What can parents do to help?

Parents who recognize that their kids aren’t sleeping well can help them get a better night’s rest and improve their overall health for years to come. Good sleep hygiene includes:

  • Giving teens a dark, cool, quiet sleeping space.
  • Encouraging them to complete their homework early.
  • Having them avoid TV and digital devices at least one hour before going to bed
  • Encouraging them to set their phone on silent so that notifications will not wake them up.
  • Having them avoid eating within a few hours of bedtime.
  • Keeping their weeknight and weekend bedtime basically the same.

If these suggestions do not make a difference, see a sleep specialist. Many of the sleep disorders that arise in teenagers, such as narcolepsy, restless legs syndrome, and sleep apnea, can be treated.

Why does it all matter?

Sleep disorders in teens are common and underdiagnosed. Parents too often dismiss exhaustion as just one of those things that kids go through, when in fact exhaustion and sleep deprivation at this age can have profound effects through a teenager’s life.
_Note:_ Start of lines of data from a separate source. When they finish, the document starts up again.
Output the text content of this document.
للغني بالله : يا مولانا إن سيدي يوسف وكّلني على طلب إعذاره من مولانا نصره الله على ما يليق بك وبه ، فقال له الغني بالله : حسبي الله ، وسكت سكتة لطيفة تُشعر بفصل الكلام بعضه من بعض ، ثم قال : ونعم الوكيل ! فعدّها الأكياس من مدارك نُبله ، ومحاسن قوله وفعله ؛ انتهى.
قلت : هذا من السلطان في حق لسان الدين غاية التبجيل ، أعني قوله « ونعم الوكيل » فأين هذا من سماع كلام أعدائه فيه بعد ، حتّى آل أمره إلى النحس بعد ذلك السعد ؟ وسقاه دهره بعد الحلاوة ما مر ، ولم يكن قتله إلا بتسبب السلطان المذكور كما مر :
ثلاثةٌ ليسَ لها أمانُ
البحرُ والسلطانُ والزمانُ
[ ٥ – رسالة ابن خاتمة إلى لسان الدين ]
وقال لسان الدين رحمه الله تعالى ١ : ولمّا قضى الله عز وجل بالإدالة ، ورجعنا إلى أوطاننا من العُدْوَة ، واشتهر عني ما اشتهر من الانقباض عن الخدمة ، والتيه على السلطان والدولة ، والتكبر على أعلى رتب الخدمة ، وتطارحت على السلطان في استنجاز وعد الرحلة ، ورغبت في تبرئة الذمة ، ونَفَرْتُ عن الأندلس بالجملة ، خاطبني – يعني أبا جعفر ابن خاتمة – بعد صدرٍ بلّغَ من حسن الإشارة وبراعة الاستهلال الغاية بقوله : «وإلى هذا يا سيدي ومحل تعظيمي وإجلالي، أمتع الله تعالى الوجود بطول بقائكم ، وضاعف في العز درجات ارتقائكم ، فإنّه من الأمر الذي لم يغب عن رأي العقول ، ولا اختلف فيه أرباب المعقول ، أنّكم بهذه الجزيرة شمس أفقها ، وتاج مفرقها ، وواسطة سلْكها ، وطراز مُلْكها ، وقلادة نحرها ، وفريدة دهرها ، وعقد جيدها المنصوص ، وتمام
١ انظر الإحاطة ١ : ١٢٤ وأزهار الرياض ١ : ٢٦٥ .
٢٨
By treating sleep disorders as they arise, parents can see:

  • Improvements in their teenager’s overall mood and ability to cope with stress.
  • Better mental health overall, with less depression and anxiety
  • An improved ability to learn, resulting in better performance in school and sports.
  • Safer driving and fewer risky behaviors
  • Improvements in their child’s overall health.

When parents treat sleep disruptions as the serious problems that they are, they’re setting their child up for a longer, healthier life. If you have concerns about your teenager’s sleep patterns, contact their healthcare provider.